“Unlike stationary base stations, communications satellites are hundreds of miles above Earth and fly at speeds of 15,000 miles or more. To connect to these satellites, you need to be outdoors with a clear view of the sky. “Bandwidth is very limited. Even sending a text message is a technical challenge,” Williams said. “Typically, the only way to get into such networks is with expensive devices that use bulky external antennas.”
“I knew that approach wouldn’t work on the iPhone,” she added. “So we invented another method.”
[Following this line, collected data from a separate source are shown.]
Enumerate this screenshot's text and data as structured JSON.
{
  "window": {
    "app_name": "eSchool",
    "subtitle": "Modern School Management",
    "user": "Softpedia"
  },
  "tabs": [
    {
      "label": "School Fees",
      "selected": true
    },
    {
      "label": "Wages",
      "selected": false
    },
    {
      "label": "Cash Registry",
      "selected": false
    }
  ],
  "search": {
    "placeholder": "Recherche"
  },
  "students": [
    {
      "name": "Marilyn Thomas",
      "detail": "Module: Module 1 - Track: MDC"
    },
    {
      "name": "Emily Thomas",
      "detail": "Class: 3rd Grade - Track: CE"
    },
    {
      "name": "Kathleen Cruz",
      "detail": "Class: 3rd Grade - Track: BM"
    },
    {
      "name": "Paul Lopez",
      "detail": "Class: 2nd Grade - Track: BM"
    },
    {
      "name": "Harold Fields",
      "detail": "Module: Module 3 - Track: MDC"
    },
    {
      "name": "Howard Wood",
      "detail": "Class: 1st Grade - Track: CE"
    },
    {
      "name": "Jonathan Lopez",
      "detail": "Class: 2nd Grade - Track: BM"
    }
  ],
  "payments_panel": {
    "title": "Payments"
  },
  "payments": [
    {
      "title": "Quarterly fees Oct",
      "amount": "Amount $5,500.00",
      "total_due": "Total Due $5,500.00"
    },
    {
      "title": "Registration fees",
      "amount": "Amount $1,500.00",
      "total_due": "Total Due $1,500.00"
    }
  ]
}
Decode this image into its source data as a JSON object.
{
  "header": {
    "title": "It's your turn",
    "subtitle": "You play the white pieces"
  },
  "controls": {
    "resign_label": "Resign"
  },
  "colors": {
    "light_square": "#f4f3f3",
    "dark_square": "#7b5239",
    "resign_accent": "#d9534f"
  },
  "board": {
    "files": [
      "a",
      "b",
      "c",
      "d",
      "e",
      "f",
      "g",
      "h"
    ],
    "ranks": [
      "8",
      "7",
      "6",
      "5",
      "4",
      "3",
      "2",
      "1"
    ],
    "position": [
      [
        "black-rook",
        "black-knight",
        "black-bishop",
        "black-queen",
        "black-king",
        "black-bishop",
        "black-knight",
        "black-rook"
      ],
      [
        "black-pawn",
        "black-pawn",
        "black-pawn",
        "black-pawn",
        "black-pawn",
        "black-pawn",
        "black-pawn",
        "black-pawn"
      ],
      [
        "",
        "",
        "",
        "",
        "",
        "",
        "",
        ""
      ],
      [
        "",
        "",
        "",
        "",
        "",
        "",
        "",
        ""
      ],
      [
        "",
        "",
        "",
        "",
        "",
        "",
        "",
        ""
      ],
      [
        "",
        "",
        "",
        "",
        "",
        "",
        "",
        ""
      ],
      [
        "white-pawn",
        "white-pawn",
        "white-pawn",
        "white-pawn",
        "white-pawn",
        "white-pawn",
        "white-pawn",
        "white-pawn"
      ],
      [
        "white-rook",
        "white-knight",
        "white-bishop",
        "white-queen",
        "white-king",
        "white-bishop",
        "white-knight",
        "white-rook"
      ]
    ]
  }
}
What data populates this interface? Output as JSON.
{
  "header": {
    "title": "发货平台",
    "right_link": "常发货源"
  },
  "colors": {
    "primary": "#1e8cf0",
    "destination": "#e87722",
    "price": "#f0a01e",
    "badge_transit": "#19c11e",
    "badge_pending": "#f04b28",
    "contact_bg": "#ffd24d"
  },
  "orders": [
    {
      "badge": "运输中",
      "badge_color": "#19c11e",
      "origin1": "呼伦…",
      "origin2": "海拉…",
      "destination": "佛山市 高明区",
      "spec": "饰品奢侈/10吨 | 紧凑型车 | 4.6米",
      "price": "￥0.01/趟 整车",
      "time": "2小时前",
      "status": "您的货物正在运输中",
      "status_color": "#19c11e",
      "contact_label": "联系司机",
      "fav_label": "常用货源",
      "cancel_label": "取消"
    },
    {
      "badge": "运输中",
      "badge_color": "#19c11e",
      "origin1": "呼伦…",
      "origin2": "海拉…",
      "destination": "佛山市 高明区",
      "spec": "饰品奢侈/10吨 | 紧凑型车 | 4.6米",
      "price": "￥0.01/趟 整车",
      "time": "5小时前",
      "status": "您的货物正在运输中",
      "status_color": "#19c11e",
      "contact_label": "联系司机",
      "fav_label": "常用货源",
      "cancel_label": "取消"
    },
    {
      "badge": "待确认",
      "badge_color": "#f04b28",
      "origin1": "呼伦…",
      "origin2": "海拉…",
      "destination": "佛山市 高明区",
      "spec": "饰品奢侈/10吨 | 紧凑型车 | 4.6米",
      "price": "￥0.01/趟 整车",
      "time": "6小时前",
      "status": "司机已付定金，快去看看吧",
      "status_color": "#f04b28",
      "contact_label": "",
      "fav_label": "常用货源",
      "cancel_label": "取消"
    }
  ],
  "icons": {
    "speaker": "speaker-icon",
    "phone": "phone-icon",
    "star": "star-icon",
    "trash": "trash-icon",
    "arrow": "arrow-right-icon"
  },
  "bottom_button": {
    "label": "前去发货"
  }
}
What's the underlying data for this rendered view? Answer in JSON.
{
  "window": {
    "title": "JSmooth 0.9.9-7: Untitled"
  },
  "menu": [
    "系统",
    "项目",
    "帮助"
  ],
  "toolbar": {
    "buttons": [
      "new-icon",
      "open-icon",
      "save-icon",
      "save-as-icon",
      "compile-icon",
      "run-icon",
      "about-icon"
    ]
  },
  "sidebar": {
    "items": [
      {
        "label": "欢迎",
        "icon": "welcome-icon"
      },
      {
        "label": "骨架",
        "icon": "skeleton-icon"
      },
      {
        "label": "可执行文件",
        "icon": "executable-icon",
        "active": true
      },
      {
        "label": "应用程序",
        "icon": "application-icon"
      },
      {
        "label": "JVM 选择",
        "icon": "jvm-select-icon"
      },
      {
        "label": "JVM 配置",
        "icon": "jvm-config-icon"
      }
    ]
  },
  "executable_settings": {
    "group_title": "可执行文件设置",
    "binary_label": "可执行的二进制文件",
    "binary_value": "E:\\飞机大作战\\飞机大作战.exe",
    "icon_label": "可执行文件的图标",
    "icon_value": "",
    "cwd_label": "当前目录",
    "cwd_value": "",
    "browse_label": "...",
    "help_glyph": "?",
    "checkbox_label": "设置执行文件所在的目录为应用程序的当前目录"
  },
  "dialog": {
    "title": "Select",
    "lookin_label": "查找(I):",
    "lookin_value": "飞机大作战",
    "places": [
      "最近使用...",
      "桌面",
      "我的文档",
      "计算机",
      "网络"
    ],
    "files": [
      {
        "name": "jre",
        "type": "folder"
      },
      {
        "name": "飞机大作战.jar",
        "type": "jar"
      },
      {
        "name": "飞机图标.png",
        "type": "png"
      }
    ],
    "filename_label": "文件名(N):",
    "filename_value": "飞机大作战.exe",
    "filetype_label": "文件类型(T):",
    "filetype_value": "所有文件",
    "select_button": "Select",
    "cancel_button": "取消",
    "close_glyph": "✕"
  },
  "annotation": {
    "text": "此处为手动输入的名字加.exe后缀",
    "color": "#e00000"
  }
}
The phone will have software that tells the user where to point the phone to link to the satellite if no other service options are available. Once connected, the phone will be able to send and receive information for emergency assistance, according to Ashley Williams, her Apple satellite specialist who spoke during the event. The company said it created a short text compression mechanism to compress messages so that if a user looked up at the sky, it would take about 15 seconds to send. (It may take more than a few minutes if there are leaves, etc.)
The service works with text-based communications, she said, and Apple has set up “relay centers” to pass texts so it can be used to communicate with emergency centers that only accept voice calls.
The service can also be used in non-emergency situations, such as when a user goes on a long hike and wants to let their family know where they are.
The service is free for two years with the purchase of an iPhone 14, said Kaiann Drance, Apple’s vice president of iPhone marketing. He did not disclose the cost of subsequent services.
It wasn’t immediately clear which satellites in orbit would provide Apple’s new service. Apple did not immediately respond to an emailed request for comment.